Publication Details (including relevant citation information): Zhang, Wei, Niu, Jianzhi, Morales, Verónica L., Chen, Xincai, Hay, Anthony G., Lehmann, Johannes, Steenhuis, Tammo S., Ecohydrol., 2010, 3 (4), pp 497-508
Abstract: Biochar land application can potentially be used for carbon sequestration, improving soil quality, and reducing non-point source pollution. Understanding biochar mobility is important because its transport in soil greatly influences its stability, the dynamics of soil microbial communities and organic matter, and the movement of biochar-associated contaminants. Here, the transport of biochar particles was studied in saturated and unsaturated sand columns by measuring breakthroughs of biochar pulse under three pH and two ionic strength (IS) levels. Breakthrough curves (BTCs) were fitted to a convection–dispersion model with kinetic and equilibrium deposition sites to estimate the key transport parameters (e.g. biochar deposition rate coefficients). Biochar retention was enhanced by lowering pH and increasing IS, corroborating the trends of fitted deposition rate coefficients. Under both saturated and unsaturated conditions, effluent mass recoveries decreased, respectively, by a factor of 6·6 or 15 when pH decreased from 10 to 4 at 10 mM IS, and by a factor of 1·4 or 3·9 when IS increased from 10 to 100 mM at pH 7. Biochar retention was greater in unsaturated media, implying that saturated flow elutes more biochar particles.
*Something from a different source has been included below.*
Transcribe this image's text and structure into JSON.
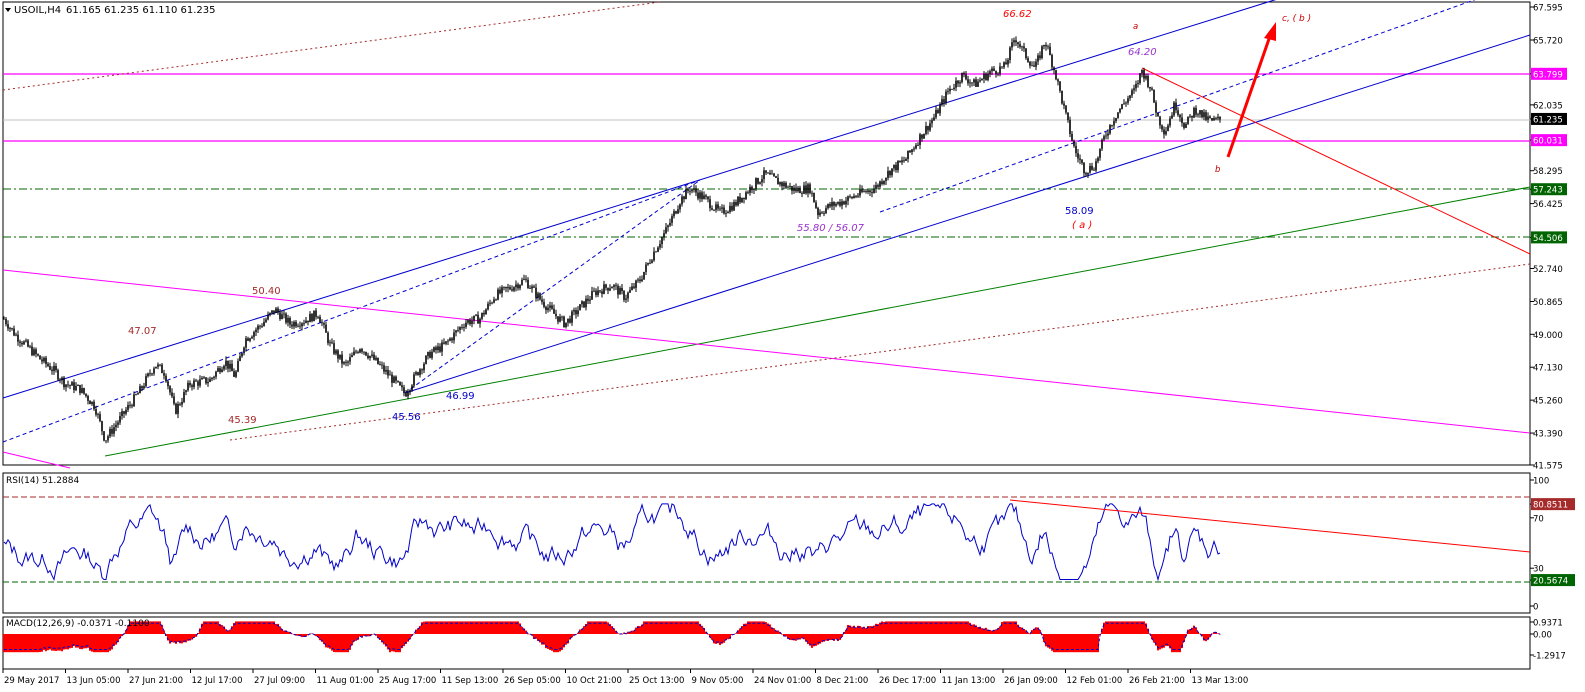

The particles larger than 5·4% of median grain diameter were filtered out of suspension during passage through the media; whereas, the retention of smaller particles was clearly dependent on solution chemistry. Similar to other types of colloids, this study highlights the importance of pH, IS, particle size, and soil water saturation in controlling biochar movement by soil matrix flow. Copyright © 2010 John Wiley & Sons, Ltd.
Address (URL): http://dx.doi.org/10.1002/eco.160